Изменить размер шрифта - +
Они существовали, и не было смысла отвергать этот факт. Если я отрицал идеи, которые они воплощали, я должен был устранить их по меньшей мере с моего собственного пути.

С этой точки зрения мысли, которыми я был одержим, представлялись мне беспомощными, ничем не подтвержденными, притом, что они противостояли целой системе идей. Но они одолевали меня. Я чувствовал себя маленьким, робким, но упрямым.

Должно было пройти еще целых полжизни, для того чтобы я отчетливо понял: восставая против общепринятых идей, на которых все зиждется, необходимо представить план переустройства мира, основанного уже на иных началах, приемлемых для тебя самого, и тем самым прийти к представлению о такой системе человеческих отношений, при которой все привычное исчезло бы без следа. Но революция подобного масштаба выходила за пределы моего юношеского воображения, каким бы смелым оно мне тогда ни казалось. Я не принимал основ мира, в который пришел, но этим все ограничивалось. Понимание могущества структур, против которых я восстал, толкало меня к конформизму. Я был бунтарем, но бунтарем бессильным.

Я уже упомянул, что мой магазин гордился библиотекой для продавцов. Она состояла преимущественно из популярной беллетристики. Я взял себе за правило, которого придерживался на протяжении нескольких лет, не читать романов и не играть ни в какие игры. В этом не было, как может показаться, никакого снобизма. Просто мне очень хотелось учиться, времени у меня было в обрез, а я знал, что хороший рассказ может меня увлечь, подобно требующей искусства игре. Так что я не прикасался к книжному шкафу. Но были одна-две книги, сыгравшие для меня большую роль. Речь идет о компиляциях, возместивших мне недостатки тогдашней системы образования. Я не могу сейчас припомнить, что это были за книги. Это могло быть и «Популярное знание» Кассела — наверное, я упомянул это издание Джеффри Уэсту, который тут же предположил, что я покупал его выпусками. Предположение его объясняется естественным стремлением автора к деталям, которые оживляли повествование. На самом же деле я никогда не покупал подобных выпусков. У меня для этого просто не было денег. Я склонен думать, что пользовался я компактным энциклопедическим изданием, выходившим в Эдинбурге, в солидной фирме Чемберса. Там были подробные очерки различных философских систем, обзорные работы по физике и биологии, сделанные, как мне кажется, сведущими и добросовестными шотландцами.
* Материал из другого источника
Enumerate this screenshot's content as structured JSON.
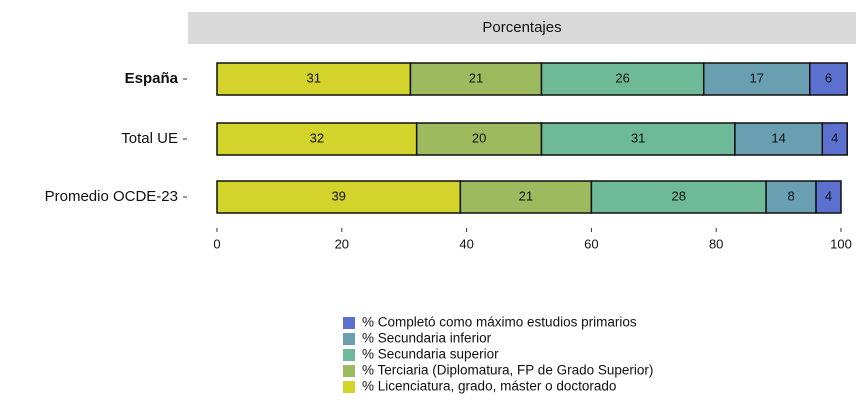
{
  "chart_data": {
    "type": "stacked-barh",
    "facet": "Porcentajes",
    "categories": [
      "España",
      "Total UE",
      "Promedio OCDE-23"
    ],
    "series": [
      {
        "name": "% Licenciatura, grado, máster o doctorado",
        "color": "#d3d32c",
        "values": [
          31,
          32,
          39
        ]
      },
      {
        "name": "% Terciaria (Diplomatura, FP de Grado Superior)",
        "color": "#9dbb5e",
        "values": [
          21,
          20,
          21
        ]
      },
      {
        "name": "% Secundaria superior",
        "color": "#6eba98",
        "values": [
          26,
          31,
          28
        ]
      },
      {
        "name": "% Secundaria inferior",
        "color": "#6a9fb1",
        "values": [
          17,
          14,
          8
        ]
      },
      {
        "name": "% Completó como máximo estudios primarios",
        "color": "#5b70cf",
        "values": [
          6,
          4,
          4
        ]
      }
    ],
    "xlim": [
      0,
      100
    ],
    "xticks": [
      0,
      20,
      40,
      60,
      80,
      100
    ]
  }
}
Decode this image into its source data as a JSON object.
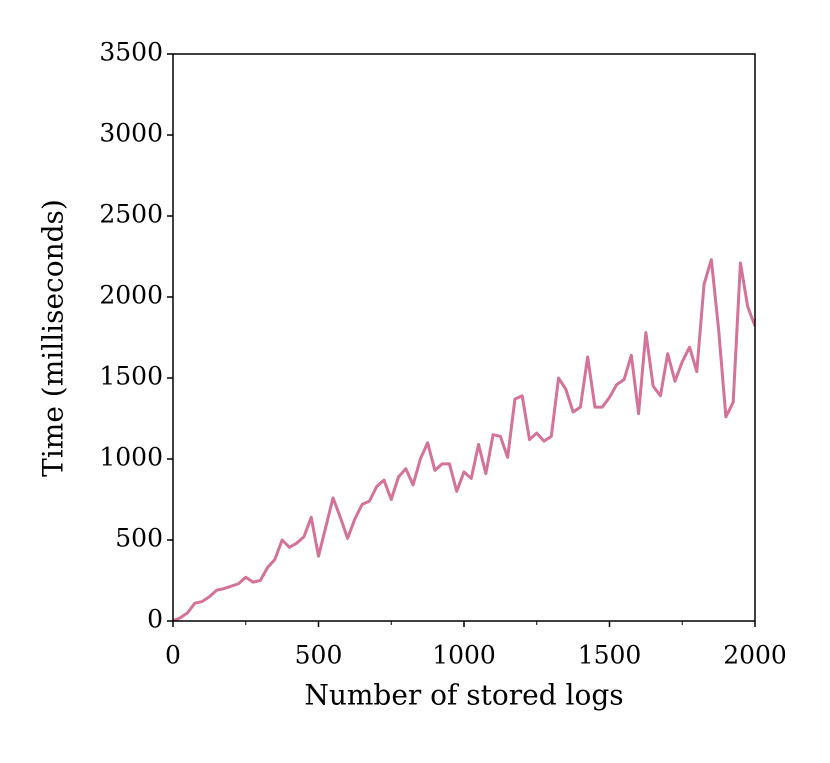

Я запоем читал эти взвешенные и ясно написанные очерки. Они многое помогли мне понять и привели в порядок мои знания. Я тогда приобрел множество мыслительных навыков; я упражнял свой ум с помощью слов, фраз и концепций. Я научился соотносить такие понятия, как «субъективный» и «объективный», «пессимизм» и «оптимизм». Я размышлял (на весьма небольшом материале) над корпускулярной и волновой теориями света. Я задавался вопросом: что есть здоровье? Трудно поверить, что я ни разу не столкнулся с вопросом о противоречии между социализмом и индивидуализмом, пока в Мидхерсте не прочел Генри Джорджа. Мой врожденный скептицизм колебался где-то между сохранением энергии и естественным отбором. Я научился четко различать пантеизм и атеизм, но толку от этого особого не было.

Я опробовал эти новые для себя идеи на Уэсте, Платте и на других. С Уэстом всегда можно было поспорить, но Платт не способен был прийти к какому-нибудь определенному выводу.

«Бог может быть всюду, — говорил Платт, — или нигде. Это как он сам выберет. И как бы там ни было, все равно нам надо до одиннадцати разложить по полкам эти проклятые отрезы кретона».

 

3. Пятое вступление в жизнь. Мидхерст (1883–1884 гг.)

 

Мидхерст всегда приносил мне счастье. Думаю, там тоже иногда шел дождь, но мне запомнились только солнечные дни. Грамматическая школа росла, построили жилое здание, в нем теперь обитали Байет с семьей и дюжина или даже больше пансионеров; неподалеку обосновался младший учитель Харрис, и уже при мне приехал третий из нас, Уайлдерспин, преподаватель французского и латыни.